Essential Qualifications and Experience
Nonprofit hiring agencies recommend distinguishing between must-haves and nice-to-haves:
Must-haves:
- 2–5 years of nonprofit fundraising or development experience (scale to your need)
- Demonstrated ability to meet or exceed revenue targets
- Comfort with rejection and persistence in face of low response rates
Nice-to-haves:
- Experience in your sector (education, health, social services, etc.)
- Specific CRM expertise your organization uses
- Grant writing certification or portfolio of funded proposals
- Event management background
- Board cultivation experience
Avoid requiring an MBA unless the role genuinely involves strategic planning—it screens out talented fundraisers without degrees and inflates your candidate pool with overqualified people who'll leave in two years.
Compensation Reality Check
Development officer salaries vary by geography and organization size. Expect:
- Nonprofit revenue under $5M: $45,000–$65,000 base salary
- $5M–$15M nonprofits: $55,000–$85,000 base salary
- $15M+ nonprofits: $70,000–$110,000+ base salary
Urban markets (New York, San Francisco, Boston) run 15–25% higher. Rural areas run 10–15% lower. Most nonprofits offer modest benefits (health insurance, some retirement matching) but rarely performance bonuses—though discussing incentive structures during recruitment can attract stronger candidates.
If you're serious about quality, budget for a nonprofit executive search firm ($8,000–$20,000 for a full search) or use a staffing platform that specializes in nonprofit placement. Services like Mercoly help you compare and find trusted nonprofit staffing and executive search providers in one place, so you're not calling five headhunters blind.

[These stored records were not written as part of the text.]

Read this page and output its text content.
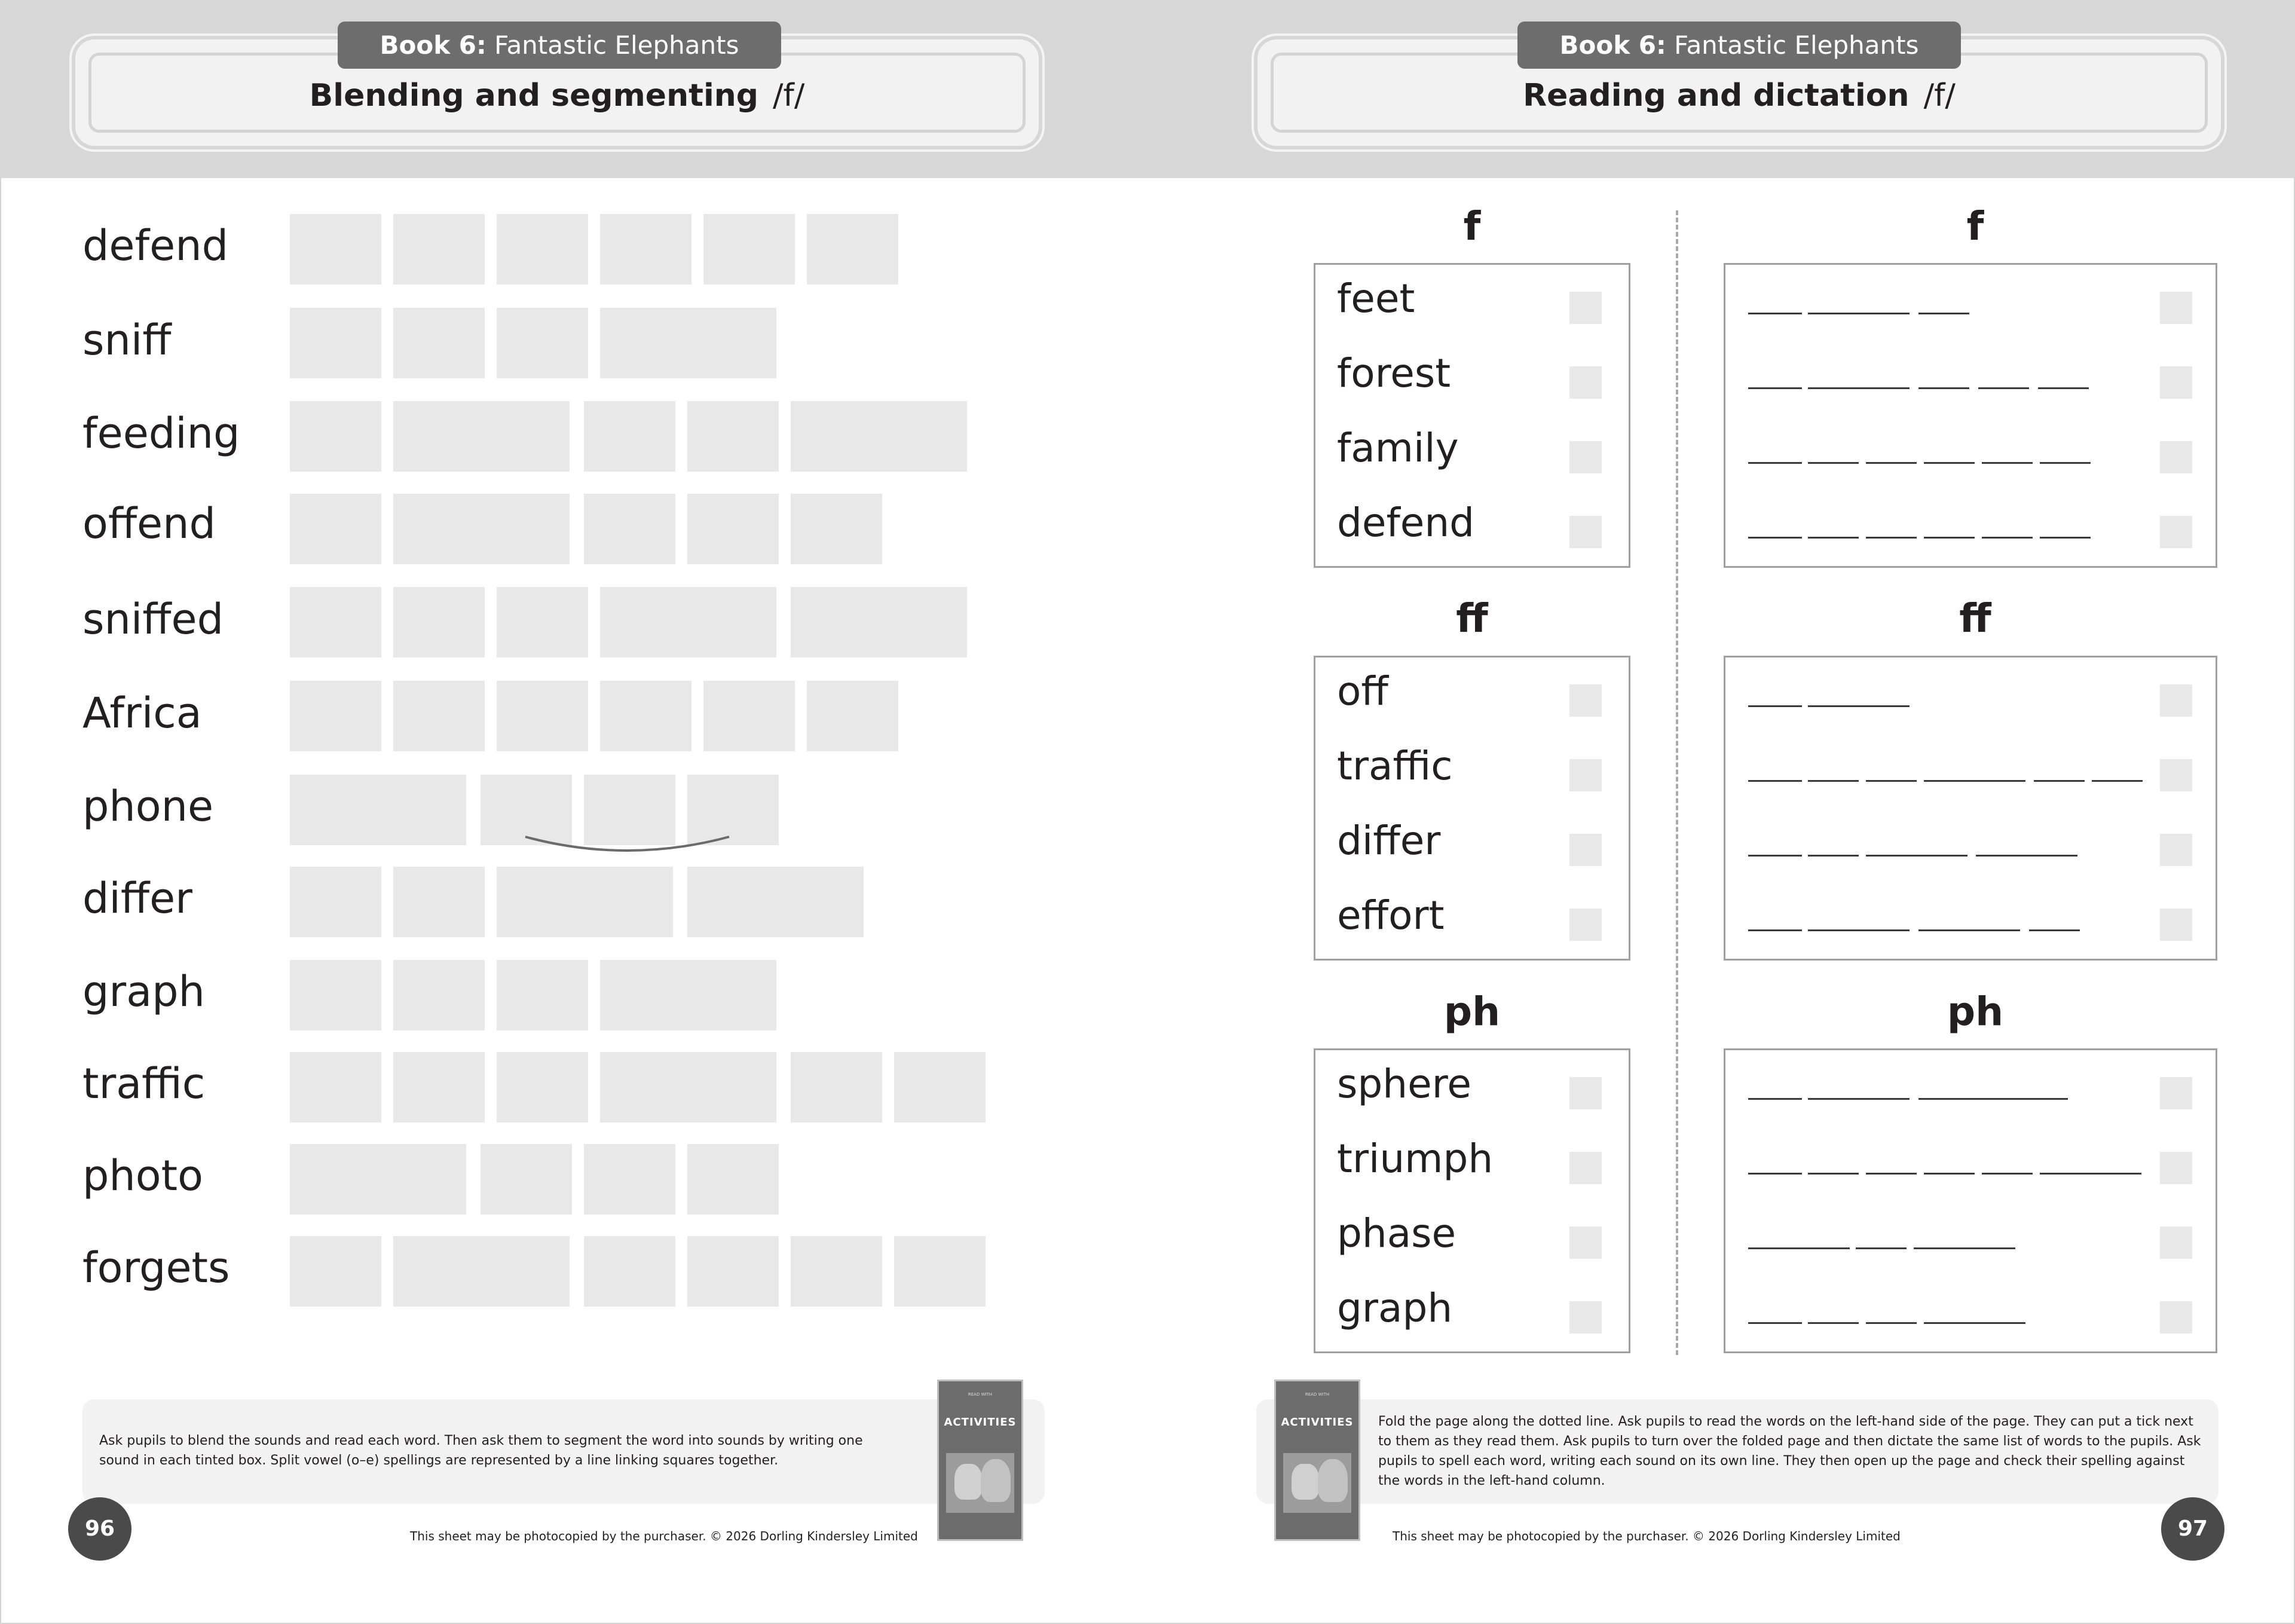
Blending and segmenting /f/
Book 6: Fantastic Elephants
Reading and dictation /f/
Book 6: Fantastic Elephants
defend
sniff
feeding
offend
sniffed
Africa
phone
differ
graph
traffic
photo
forgets
f	f
feet
forest
family
defend
ff	ff
off
traffic
differ
effort
ph	ph
sphere
triumph
phase
graph
Ask pupils to blend the sounds and read each word. Then ask them to segment the word into sounds by writing one sound in each tinted box. Split vowel (o–e) spellings are represented by a line linking squares together.
READ WITH
ACTIVITIES
96	This sheet may be photocopied by the purchaser. © 2026 Dorling Kindersley Limited
READ WITH
ACTIVITIES	Fold the page along the dotted line. Ask pupils to read the words on the left-hand side of the page. They can put a tick next to them as they read them. Ask pupils to turn over the folded page and then dictate the same list of words to the pupils. Ask pupils to spell each word, writing each sound on its own line. They then open up the page and check their spelling against the words in the left-hand column.
97
This sheet may be photocopied by the purchaser. © 2026 Dorling Kindersley Limited
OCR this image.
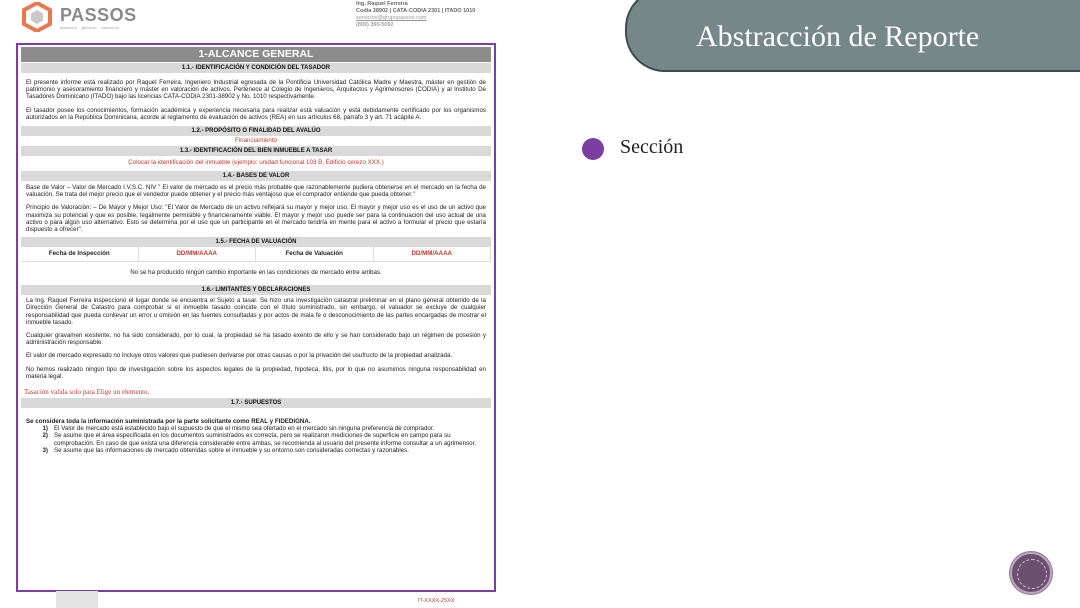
PASSOS
tasación · gestión · asesoría
Ing. Raquel Ferreira
Codia 38902 | CATA-CODIA 2301 | ITADO 1010
servicios@grupopassos.com
(809) 390-5092
1-ALCANCE GENERAL
1.1.- IDENTIFICACIÓN Y CONDICIÓN DEL TASADOR
El presente informe está realizado por Raquel Ferreira, Ingeniero Industrial egresada de la Pontificia Universidad Católica Madre y Maestra, máster en gestión de patrimonio y asesoramiento financiero y máster en valoración de activos. Pertenece al Colegio de Ingenieros, Arquitectos y Agrimensores (CODIA) y al Instituto De Tasadores Dominicano (ITADO) bajo las licencias CATA-CODIA 2301-38902 y No. 1010 respectivamente.
El tasador posee los conocimientos, formación académica y experiencia necesaria para realizar está valuación y está debidamente certificado por los organismos autorizados en la República Dominicana, acorde al reglamento de evaluación de activos (REA) en sus artículos 68, párrafo 3 y art. 71 acápite A.
1.2.- PROPÓSITO O FINALIDAD DEL AVALÚO
Financiamiento
1.3.- IDENTIFICACIÓN DEL BIEN INMUEBLE A TASAR
Colocar la identificación del inmueble (ejemplo: unidad funcional 103 B, Edificio cerezo XXX.)
1.4.- BASES DE VALOR
Base de Valor – Valor de Mercado I.V.S.C. NIV " El valor de mercado es el precio más probable que razonablemente pudiera obtenerse en el mercado en la fecha de valuación. Se trata del mejor precio que el vendedor puede obtener y el precio más ventajoso que el comprador entiende que pueda obtener."
Principio de Valoración: – De Mayor y Mejor Uso: "El Valor de Mercado de un activo reflejará su mayor y mejor uso. El mayor y mejor uso es el uso de un activo que maximiza su potencial y que es posible, legalmente permisible y financieramente viable. El mayor y mejor uso puede ser para la continuación del uso actual de una activo o para algún uso alternativo. Esto se determina por el uso que un participante en el mercado tendría en mente para el activo a formular el precio que estaría dispuesto a ofrecer".
1.5.- FECHA DE VALUACIÓN
Fecha de Inspección	DD/MM/AAAA	Fecha de Valuación	DD/MM/AAAA
No se ha producido ningún cambio importante en las condiciones de mercado entre ambas.
1.6.- LIMITANTES Y DECLARACIONES
La Ing. Raquel Ferreira inspeccionó el lugar donde se encuentra el Sujeto a tasar. Se hizo una investigación catastral preliminar en el plano general obtenido de la Dirección General de Catastro para comprobar si el inmueble tasado coincide con el título suministrado, sin embargo, el valuador se excluye de cualquier responsabilidad que pueda conllevar un error u omisión en las fuentes consultadas y por actos de mala fe o desconocimiento de las partes encargadas de mostrar el inmueble tasado.
Cualquier gravamen existente, no ha sido considerado, por lo cual, la propiedad se ha tasado exento de ello y se han considerado bajo un régimen de posesión y administración responsable.
El valor de mercado expresado no incluye otros valores que pudiesen derivarse por otras causas o por la privación del usufructo de la propiedad analizada.
No hemos realizado ningún tipo de investigación sobre los aspectos legales de la propiedad, hipoteca, litis, por lo que no asumimos ninguna responsabilidad en materia legal.
Tasación valida solo para Elige un elemento.
1.7.- SUPUESTOS
Se considera toda la información suministrada por la parte solicitante como REAL y FIDEDIGNA.
1) El Valor de mercado está establecido bajo el supuesto de que el mismo sea ofertado en el mercado sin ninguna preferencia de comprador.
2) Se asume que el área especificada en los documentos suministrados es correcta, pero se realizaron mediciones de superficie en campo para su comprobación. En caso de que exista una diferencia considerable entre ambas, se recomienda al usuario del presente informe consultar a un agrimensor.
3) Se asume que las informaciones de mercado obtenidas sobre el inmueble y su entorno son consideradas correctas y razonables.
IT-XXXX-25XX
Abstracción de Reporte
Sección
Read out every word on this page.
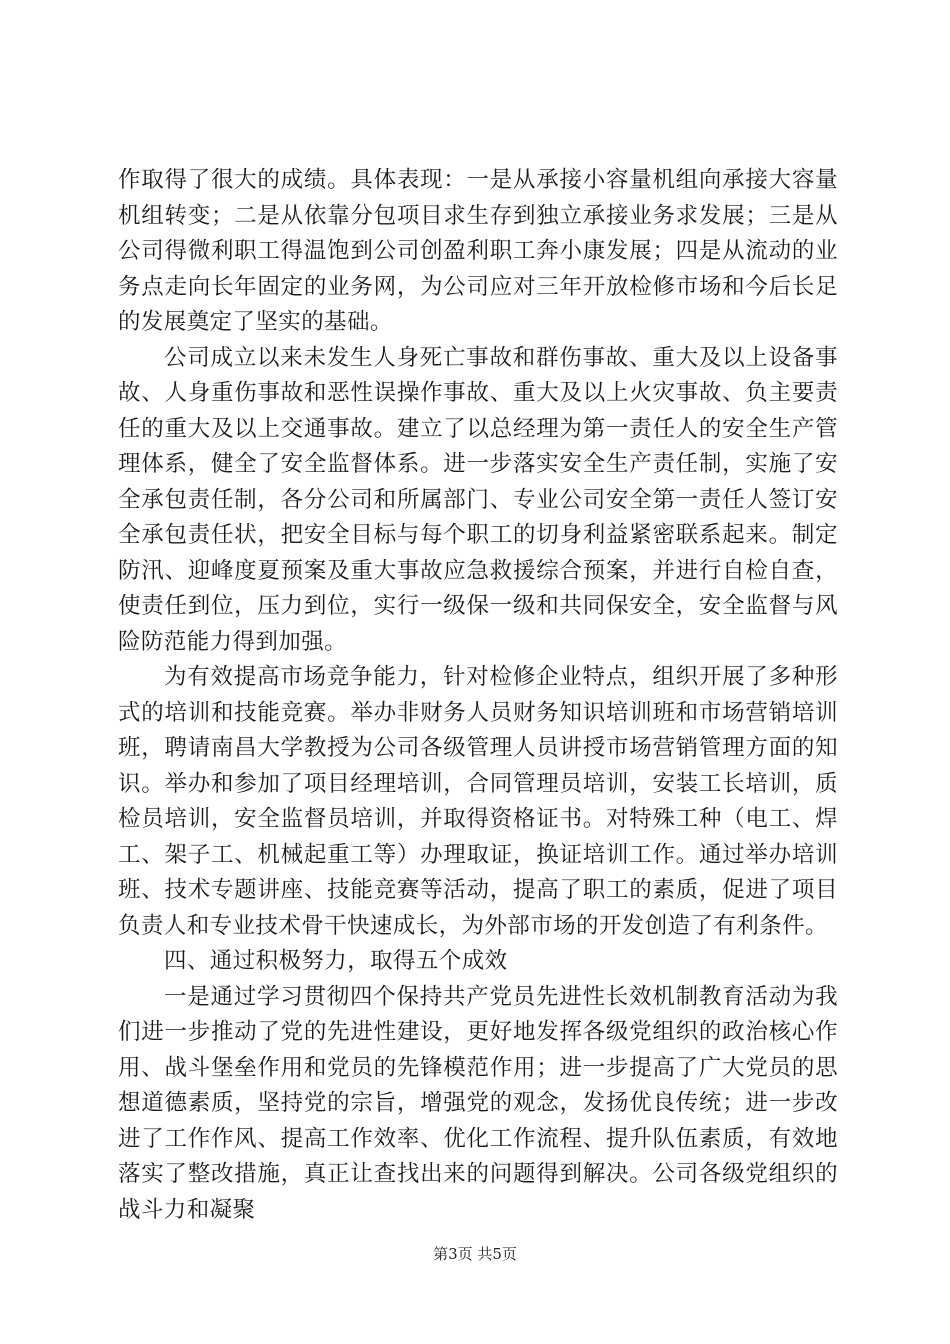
作取得了很大的成绩。具体表现：一是从承接小容量机组向承接大容量机组转变；二是从依靠分包项目求生存到独立承接业务求发展；三是从公司得微利职工得温饱到公司创盈利职工奔小康发展；四是从流动的业务点走向长年固定的业务网，为公司应对三年开放检修市场和今后长足的发展奠定了坚实的基础。

公司成立以来未发生人身死亡事故和群伤事故、重大及以上设备事故、人身重伤事故和恶性误操作事故、重大及以上火灾事故、负主要责任的重大及以上交通事故。建立了以总经理为第一责任人的安全生产管理体系，健全了安全监督体系。进一步落实安全生产责任制，实施了安全承包责任制，各分公司和所属部门、专业公司安全第一责任人签订安全承包责任状，把安全目标与每个职工的切身利益紧密联系起来。制定防汛、迎峰度夏预案及重大事故应急救援综合预案，并进行自检自查，使责任到位，压力到位，实行一级保一级和共同保安全，安全监督与风险防范能力得到加强。

为有效提高市场竞争能力，针对检修企业特点，组织开展了多种形式的培训和技能竞赛。举办非财务人员财务知识培训班和市场营销培训班，聘请南昌大学教授为公司各级管理人员讲授市场营销管理方面的知识。举办和参加了项目经理培训，合同管理员培训，安装工长培训，质检员培训，安全监督员培训，并取得资格证书。对特殊工种（电工、焊工、架子工、机械起重工等）办理取证，换证培训工作。通过举办培训班、技术专题讲座、技能竞赛等活动，提高了职工的素质，促进了项目负责人和专业技术骨干快速成长，为外部市场的开发创造了有利条件。

四、通过积极努力，取得五个成效

一是通过学习贯彻四个保持共产党员先进性长效机制教育活动为我们进一步推动了党的先进性建设，更好地发挥各级党组织的政治核心作用、战斗堡垒作用和党员的先锋模范作用；进一步提高了广大党员的思想道德素质，坚持党的宗旨，增强党的观念，发扬优良传统；进一步改进了工作作风、提高工作效率、优化工作流程、提升队伍素质，有效地落实了整改措施，真正让查找出来的问题得到解决。公司各级党组织的战斗力和凝聚

第3页 共5页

What to Include in Your Posting
Beyond responsibilities and qualifications:
- Reporting structure: To the Executive Director? Development Director? Board committee?
- Travel expectations: Some roles require 30% travel for donor visits; others don't.
- Start date: Concrete, not vague ("immediate availability").
- Work arrangement: Full remote, hybrid, or on-site? Nonprofits increasingly offer flexibility but clarity matters.
- Growth path: Is this a launchpad to a director role, or a stable long-term position?
Frequently Asked Questions
Q: How long should it take to hire a development officer? A: Plan for 6–10 weeks with internal recruiting, or 8–12 weeks with a search firm. Rushing hiring leads to bad fits; a strong candidate needs time to evaluate your nonprofit's funding landscape and culture.
Q: Should we require prior nonprofit experience, or can we hire from corporate fundraising? A: Corporate fundraisers (corporate development, sponsorship managers) bring valuable hustle and pipeline discipline, but expect a 2–3 month ramp to understand nonprofit donor psychology and grant mechanics.
Q: What's a red flag in a development officer's background? A: Watch for candidates who didn't grow revenue year-over-year, frequently changed jobs within 1–2 years, or can't articulate their fundraising strategy beyond "building relationships."
Start your search with a tight job description—it's the difference between hiring fast and hiring right.